Can the user see what the AI intends to do before it acts?

This lens matters most when an AI feature performs multi-step work. A user does not only need a final answer. They need to understand the route.

Look for:

hidden plans
vague loading states
agents that jump straight from prompt to action
no opportunity to inspect or adjust the plan
no separation between thinking, drafting, previewing, and committing

Score this low when the user discovers the AI's behavior only after the outcome appears.

Lens 2: Action disclosure

When the AI acts, is the action legible, attributable, and inspectable?

AI products often blur responsibility. The system updates a record, sends a message, changes a value, or rejects an item, but the product does not make clear what happened, why it happened, and under whose authority.

Look for:

missing audit trails
no record of the input or context used
unclear human versus AI ownership
no distinction between suggested and committed actions
actions that are visible only as final state, not as events

Score this low when a user or reviewer cannot reconstruct what the AI did.

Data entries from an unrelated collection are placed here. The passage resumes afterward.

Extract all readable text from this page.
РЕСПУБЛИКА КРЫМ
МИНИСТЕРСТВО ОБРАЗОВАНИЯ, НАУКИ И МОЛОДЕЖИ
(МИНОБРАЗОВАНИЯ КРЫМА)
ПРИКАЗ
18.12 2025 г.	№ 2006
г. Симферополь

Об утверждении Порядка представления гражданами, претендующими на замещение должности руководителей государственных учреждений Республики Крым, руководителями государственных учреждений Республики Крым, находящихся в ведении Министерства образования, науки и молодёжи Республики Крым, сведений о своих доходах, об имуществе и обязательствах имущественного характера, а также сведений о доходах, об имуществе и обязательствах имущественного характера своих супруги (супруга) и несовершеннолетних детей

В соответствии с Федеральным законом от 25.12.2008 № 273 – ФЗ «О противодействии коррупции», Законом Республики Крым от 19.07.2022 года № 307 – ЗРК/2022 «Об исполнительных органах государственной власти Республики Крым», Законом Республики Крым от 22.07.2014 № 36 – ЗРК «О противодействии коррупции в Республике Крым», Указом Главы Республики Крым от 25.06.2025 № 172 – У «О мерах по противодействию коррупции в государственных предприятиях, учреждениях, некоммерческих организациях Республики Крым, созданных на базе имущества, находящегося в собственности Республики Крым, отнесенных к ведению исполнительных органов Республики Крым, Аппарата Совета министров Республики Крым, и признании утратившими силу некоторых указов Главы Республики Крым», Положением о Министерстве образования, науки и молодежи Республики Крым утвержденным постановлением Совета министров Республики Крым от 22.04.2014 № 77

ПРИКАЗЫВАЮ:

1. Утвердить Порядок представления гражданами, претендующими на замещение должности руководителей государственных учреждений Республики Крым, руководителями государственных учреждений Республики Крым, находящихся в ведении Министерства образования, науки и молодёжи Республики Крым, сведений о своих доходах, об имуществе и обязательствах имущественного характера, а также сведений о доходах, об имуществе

Lens 3: Memory and context

Does the product surface what the AI knows, remembers, and assumes?

Memory creates power and risk. Users need to know when the AI is using previous interactions, customer data, project context, uploaded files, or inferred preferences. Hidden memory can make an AI feel smart until it feels invasive or inexplicable.

Look for:

context that cannot be inspected
stale or wrong memory with no correction path
data sources hidden behind generic "based on your information" language
no way to separate current-task context from persistent memory
uncertainty presented as knowledge

Score this low when the AI's context is invisible or uneditable.

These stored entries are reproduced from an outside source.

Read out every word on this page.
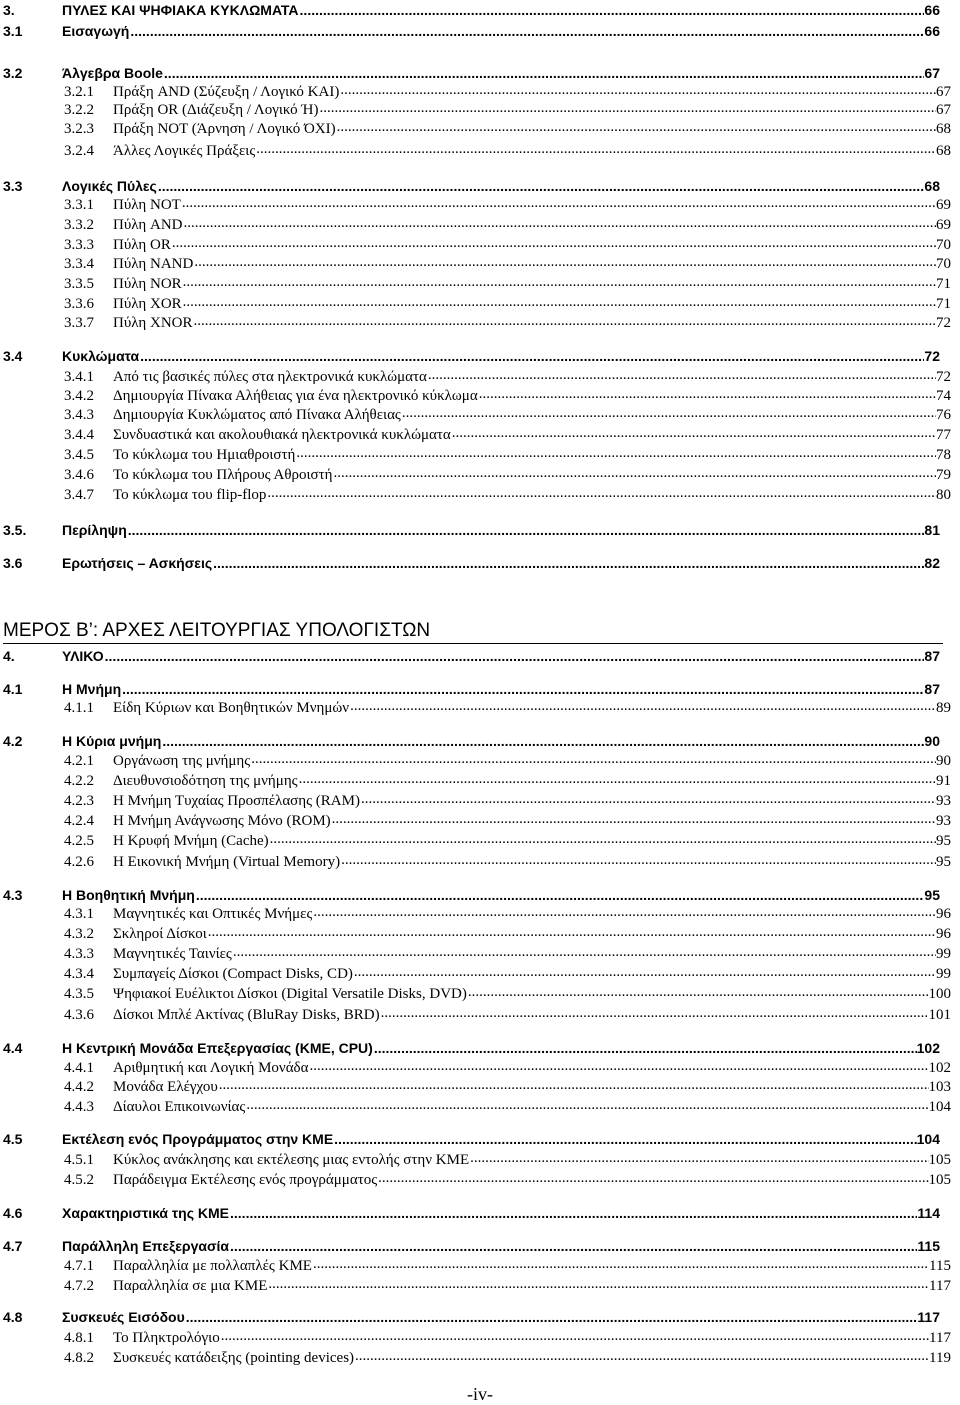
3.	ΠΥΛΕΣ ΚΑΙ ΨΗΦΙΑΚΑ ΚΥΚΛΩΜΑΤΑ .....	66
3.1	Εισαγωγή .....	66
3.2	Άλγεβρα Boole .....	67
3.2.1	Πράξη AND (Σύζευξη / Λογικό ΚΑΙ) .....	67
3.2.2	Πράξη OR (Διάζευξη / Λογικό Ή) .....	67
3.2.3	Πράξη NOT (Άρνηση / Λογικό ΌΧΙ) .....	68
3.2.4	Άλλες Λογικές Πράξεις .....	68
3.3	Λογικές Πύλες .....	68
3.3.1	Πύλη NOT .....	69
3.3.2	Πύλη AND .....	69
3.3.3	Πύλη OR .....	70
3.3.4	Πύλη NAND .....	70
3.3.5	Πύλη NOR .....	71
3.3.6	Πύλη XOR .....	71
3.3.7	Πύλη XNOR .....	72
3.4	Κυκλώματα .....	72
3.4.1	Από τις βασικές πύλες στα ηλεκτρονικά κυκλώματα .....	72
3.4.2	Δημιουργία Πίνακα Αλήθειας για ένα ηλεκτρονικό κύκλωμα .....	74
3.4.3	Δημιουργία Κυκλώματος από Πίνακα Αλήθειας .....	76
3.4.4	Συνδυαστικά και ακολουθιακά ηλεκτρονικά κυκλώματα .....	77
3.4.5	Το κύκλωμα του Ημιαθροιστή .....	78
3.4.6	Το κύκλωμα του Πλήρους Αθροιστή .....	79
3.4.7	Το κύκλωμα του flip-flop .....	80
3.5.	Περίληψη .....	81
3.6	Ερωτήσεις – Ασκήσεις .....	82
4.	ΥΛΙΚΟ .....	87
4.1	Η Μνήμη .....	87
4.1.1	Είδη Κύριων και Βοηθητικών Μνημών .....	89
4.2	Η Κύρια μνήμη .....	90
4.2.1	Οργάνωση της μνήμης .....	90
4.2.2	Διευθυνσιοδότηση της μνήμης .....	91
4.2.3	Η Μνήμη Τυχαίας Προσπέλασης (RAM) .....	93
4.2.4	Η Μνήμη Ανάγνωσης Μόνο (ROM) .....	93
4.2.5	Η Κρυφή Μνήμη (Cache) .....	95
4.2.6	Η Εικονική Μνήμη (Virtual Memory) .....	95
4.3	Η Βοηθητική Μνήμη .....	95
4.3.1	Μαγνητικές και Οπτικές Μνήμες .....	96
4.3.2	Σκληροί Δίσκοι .....	96
4.3.3	Μαγνητικές Ταινίες .....	99
4.3.4	Συμπαγείς Δίσκοι (Compact Disks, CD) .....	99
4.3.5	Ψηφιακοί Ευέλικτοι Δίσκοι (Digital Versatile Disks, DVD) .....	100
4.3.6	Δίσκοι Μπλέ Ακτίνας (BluRay Disks, BRD) .....	101
4.4	Η Κεντρική Μονάδα Επεξεργασίας (ΚΜΕ, CPU) .....	102
4.4.1	Αριθμητική και Λογική Μονάδα .....	102
4.4.2	Μονάδα Ελέγχου .....	103
4.4.3	Δίαυλοι Επικοινωνίας .....	104
4.5	Εκτέλεση ενός Προγράμματος στην ΚΜΕ .....	104
4.5.1	Κύκλος ανάκλησης και εκτέλεσης μιας εντολής στην ΚΜΕ .....	105
4.5.2	Παράδειγμα Εκτέλεσης ενός προγράμματος .....	105
4.6	Χαρακτηριστικά της ΚΜΕ .....	114
4.7	Παράλληλη Επεξεργασία .....	115
4.7.1	Παραλληλία με πολλαπλές ΚΜΕ .....	115
4.7.2	Παραλληλία σε μια ΚΜΕ .....	117
4.8	Συσκευές Εισόδου .....	117
4.8.1	Το Πληκτρολόγιο .....	117
4.8.2	Συσκευές κατάδειξης (pointing devices) .....	119
ΜΕΡΟΣ Β’: ΑΡΧΕΣ ΛΕΙΤΟΥΡΓΙΑΣ ΥΠΟΛΟΓΙΣΤΩΝ
-iv-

Lens 4: Recovery and reversal

When the AI is wrong, can the user catch it, correct it, undo it, and carry on?

This is the lens many AI products fail hardest. They design for the impressive path and underdesign the wrong path.

Look for:

irreversible one-click actions
no undo window
no dry-run preview
no safe rollback
no way to correct the AI and preserve the workflow
errors that require support tickets or manual database fixes

Score this low when a plausible AI mistake becomes expensive.

Lens 5: Explanation depth

Does "why?" have an answer at the moment the user needs one?

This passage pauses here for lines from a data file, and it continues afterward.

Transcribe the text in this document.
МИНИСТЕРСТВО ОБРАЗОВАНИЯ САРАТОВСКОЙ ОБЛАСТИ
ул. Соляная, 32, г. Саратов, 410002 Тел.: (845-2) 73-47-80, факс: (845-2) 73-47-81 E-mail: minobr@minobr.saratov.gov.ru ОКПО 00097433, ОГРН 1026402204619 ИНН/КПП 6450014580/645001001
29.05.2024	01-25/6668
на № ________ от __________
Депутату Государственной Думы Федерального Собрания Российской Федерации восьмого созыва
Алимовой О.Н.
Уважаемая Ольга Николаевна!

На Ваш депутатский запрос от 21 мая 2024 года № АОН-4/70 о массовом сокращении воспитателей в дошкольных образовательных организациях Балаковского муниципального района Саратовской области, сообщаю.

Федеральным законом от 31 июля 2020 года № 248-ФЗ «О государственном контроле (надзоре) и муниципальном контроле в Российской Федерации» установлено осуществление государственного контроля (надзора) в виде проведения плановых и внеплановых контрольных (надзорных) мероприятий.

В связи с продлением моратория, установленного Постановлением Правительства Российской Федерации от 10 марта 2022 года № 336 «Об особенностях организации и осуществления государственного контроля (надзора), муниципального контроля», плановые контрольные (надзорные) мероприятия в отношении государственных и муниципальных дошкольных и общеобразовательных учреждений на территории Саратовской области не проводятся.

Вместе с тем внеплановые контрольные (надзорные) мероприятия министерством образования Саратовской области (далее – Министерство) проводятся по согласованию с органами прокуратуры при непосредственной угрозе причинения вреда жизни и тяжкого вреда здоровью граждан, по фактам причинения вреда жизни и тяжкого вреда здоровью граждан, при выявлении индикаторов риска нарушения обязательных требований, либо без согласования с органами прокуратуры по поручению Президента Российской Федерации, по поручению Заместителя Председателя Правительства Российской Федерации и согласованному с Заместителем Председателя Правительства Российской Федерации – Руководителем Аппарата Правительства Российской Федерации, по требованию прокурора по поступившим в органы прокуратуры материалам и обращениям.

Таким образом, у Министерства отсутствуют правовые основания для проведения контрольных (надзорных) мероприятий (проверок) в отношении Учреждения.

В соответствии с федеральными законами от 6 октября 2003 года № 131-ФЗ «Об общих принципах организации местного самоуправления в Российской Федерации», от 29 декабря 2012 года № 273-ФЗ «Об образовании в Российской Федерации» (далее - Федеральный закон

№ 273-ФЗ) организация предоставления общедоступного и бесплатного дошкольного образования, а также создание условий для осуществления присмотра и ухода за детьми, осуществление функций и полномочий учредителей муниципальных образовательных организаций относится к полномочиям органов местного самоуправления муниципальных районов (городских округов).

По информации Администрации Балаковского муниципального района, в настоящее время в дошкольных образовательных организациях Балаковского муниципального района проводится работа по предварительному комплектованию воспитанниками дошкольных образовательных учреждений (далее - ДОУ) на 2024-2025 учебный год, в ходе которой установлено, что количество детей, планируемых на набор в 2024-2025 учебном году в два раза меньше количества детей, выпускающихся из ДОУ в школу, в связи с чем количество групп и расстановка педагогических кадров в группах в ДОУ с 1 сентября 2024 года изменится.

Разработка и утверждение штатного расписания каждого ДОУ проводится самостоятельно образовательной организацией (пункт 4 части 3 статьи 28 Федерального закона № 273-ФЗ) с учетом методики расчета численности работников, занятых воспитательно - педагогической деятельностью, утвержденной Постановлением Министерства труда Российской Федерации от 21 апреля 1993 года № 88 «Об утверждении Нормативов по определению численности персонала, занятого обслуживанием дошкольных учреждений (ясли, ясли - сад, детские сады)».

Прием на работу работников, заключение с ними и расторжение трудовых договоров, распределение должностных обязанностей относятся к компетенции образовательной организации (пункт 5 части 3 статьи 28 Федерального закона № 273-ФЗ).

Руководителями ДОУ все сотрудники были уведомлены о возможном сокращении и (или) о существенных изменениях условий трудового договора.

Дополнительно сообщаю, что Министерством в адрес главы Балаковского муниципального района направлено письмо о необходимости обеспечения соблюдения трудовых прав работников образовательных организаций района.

Not every AI output needs a full explanation. Overexplaining can be noise. But consequential, surprising, low-confidence, or contested outputs need an accessible rationale.

Look for:

confidence without evidence
explanations that repeat the answer rather than justify it
chain-of-thought theatre instead of useful rationale
no source trail
no link between explanation and action

Score this low when users cannot challenge the system intelligently.

How to run the audit

Start with one AI workflow, not the whole product. Choose the workflow that matters commercially: activation, retention, operational throughput, customer trust, or risk.

Day 1: define the workflow and success criteria.

Days 2-3: inspect the live product and map the AI journey.

Days 4-5: score the five lenses with evidence screenshots and notes.

Days 6-7: identify the trust-breaking moments and map fixes.

Days 8-9: redesign the highest-risk flow or gate.

Day 10: deliver the findings, priorities, and walkthrough.

The audit should produce three things:

A five-lens scorecard.
A ranked fix map.
One redesigned flow that makes the method visible.

Why this matters commercially

Gartner predicted at least 30% of GenAI projects would be abandoned after proof of concept by the end of 2025 because of poor data quality, inadequate risk controls, escalating costs, or unclear business value.

An AI product audit cannot solve every one of those problems. But it can expose the experience-level version of them early: the unclear value moment, the missing control, the hidden risk, the action users do not trust enough to adopt.

That is the point. The audit is not a grade. It is a decision tool.

The WFK position

AI audits should be practical, product-shaped, and close to the work. The goal is not to admire the complexity of AI. The goal is to make the next product decision clearer.

If a score does not change a roadmap, it is decoration.